La première et dernière fois que je vis Giuseppe Tomasi Di Lampedusa, prince de Lampedusa, ce fut dans le courant de l’été 1954, à San Pellegrino Terme, à l’occasion d’un colloque littéraire organisé par la petite ville d’eau lombarde…

 

Le baron Lucio Piccolo, de Capo d’Orlando (Messine) authentique poète, fut la vraie révélation du colloque. Bien qu’ayant dépassé la cinquantaine, il était distrait et timide comme un adolescent ; il nous surprit et nous enchanta tous, jeunes et vieux par sa gentillesse, son allure de grand seigneur, son absence absolue de cabotinage, et par l’élégance un peu démodée de ses sombres vêtements à la sicilienne. Il était venu de Sicile par le train, accompagné d’un cousin plus âgé et d’un serviteur.

 

Le fait est que pendant la journée et demie que nous passâmes à San Pellegrino, la curiosité, l’étonnement et la sympathie convergèrent sur Piccolo, son cousin et leur serviteur (bizarre trio qui ne se séparait jamais : le serviteur, bronzé et robuste comme un homme d’armes, ne quittait pas un seul instant les deux autres des yeux…)

 

Ce fut Lucio Piccolo lui-même qui nous fit connaître son cousin : Giuseppe Tomasi Di Lampedusa, prince de Lampedusa. Ce dernier était grand, corpulent, taciturne, son visage avait cette pâleur grisâtre qui envahit parfois la peau sombre des méridionaux. À son pardessus soigneusement boutonné, à son chapeau abaissé sur les yeux, à la cane noueuse sur laquelle il s’appuyait pesamment en marchand, on l’aurait pris à première vue pour un général à la retraite ou quelqu’un de ce genre ; Il semblait avoir une soixantaine d’années.

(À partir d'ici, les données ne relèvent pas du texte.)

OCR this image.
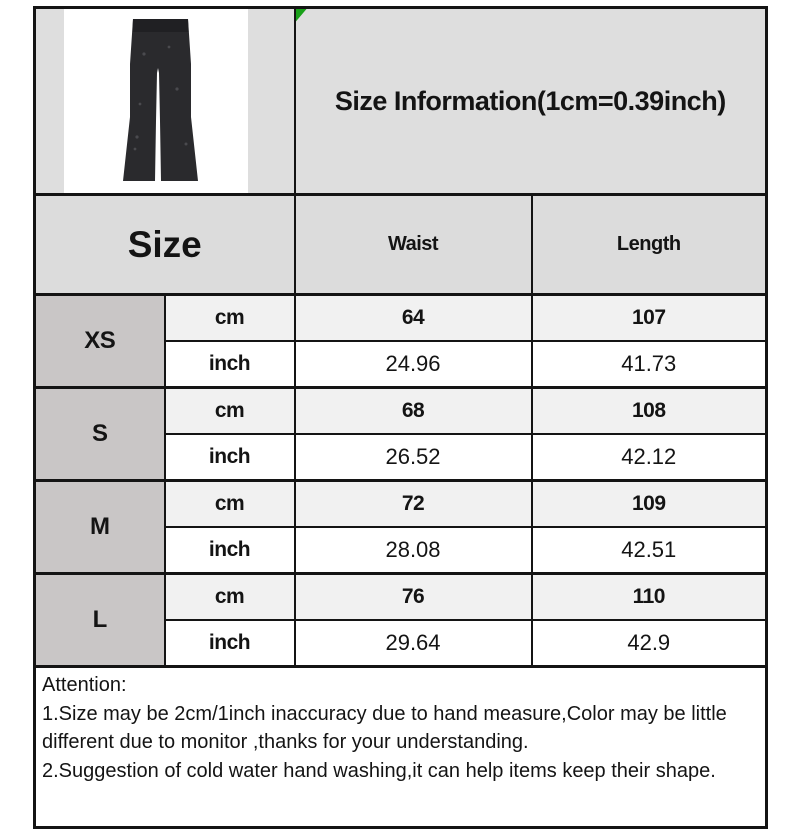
Size Information(1cm=0.39inch)	

Size		Waist	Length
XS	cm	64	107
	inch	24.96	41.73
S	cm	68	108
	inch	26.52	42.12
M	cm	72	109
	inch	28.08	42.51
L	cm	76	110
	inch	29.64	42.9

Attention:
1.Size may be 2cm/1inch inaccuracy due to hand measure,Color may be little
different due to monitor ,thanks for your understanding.
2.Suggestion of cold water hand washing,it can help items keep their shape.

Il se promenait avec son cousin le long des allées qui entourent le Kursaal, ou assistait, dans la salle, aux travaux du colloque ; il restait toujours silencieux, le même pli amer aux lèvres. Quand je lui fus présenté, il se contenta de s’incliner légèrement, sans dire un mot.

 

Cinq ans presque passèrent sans que j’entendisse parler du prince de Lampedusa. Mais au printemps dernier une chère amie napolitaine, qui vit à Rome, ayant appris que je préparais une nouvelle collection, eut la bonne idée de me téléphoner. Elle avait quelque chose pour moi, disait-elle : un roman ; on venait de lui envoyer de Sicile. Elle serait heureuse de le mettre à ma disposition, il pouvait m’intéresser pour mes nouveaux travaux.

 

  • De qui est-ce ? demandai-je.

 

  • Ma foi, je l’ignore. Mais je crois qu’on doit arriver facilement à se renseigner.

 

J’eus peu de temps après le texte dactylographié. Il ne portait aucune signature. Toutefois, dès que j’eus savouré les phrases délicieuses de l’incipit, je fus sûr qu’il s’agissait d’un travail sérieux, de l’œuvre d’un véritable écrivain. Il ne m’en fallait pas plus. La lecture complète du roman que je finis en peu de temps ne fit que confirmer ma première impression.

 

Fichier:Licy e Giuseppe Tomasi a Palermo negli anni Trenta.jpg ...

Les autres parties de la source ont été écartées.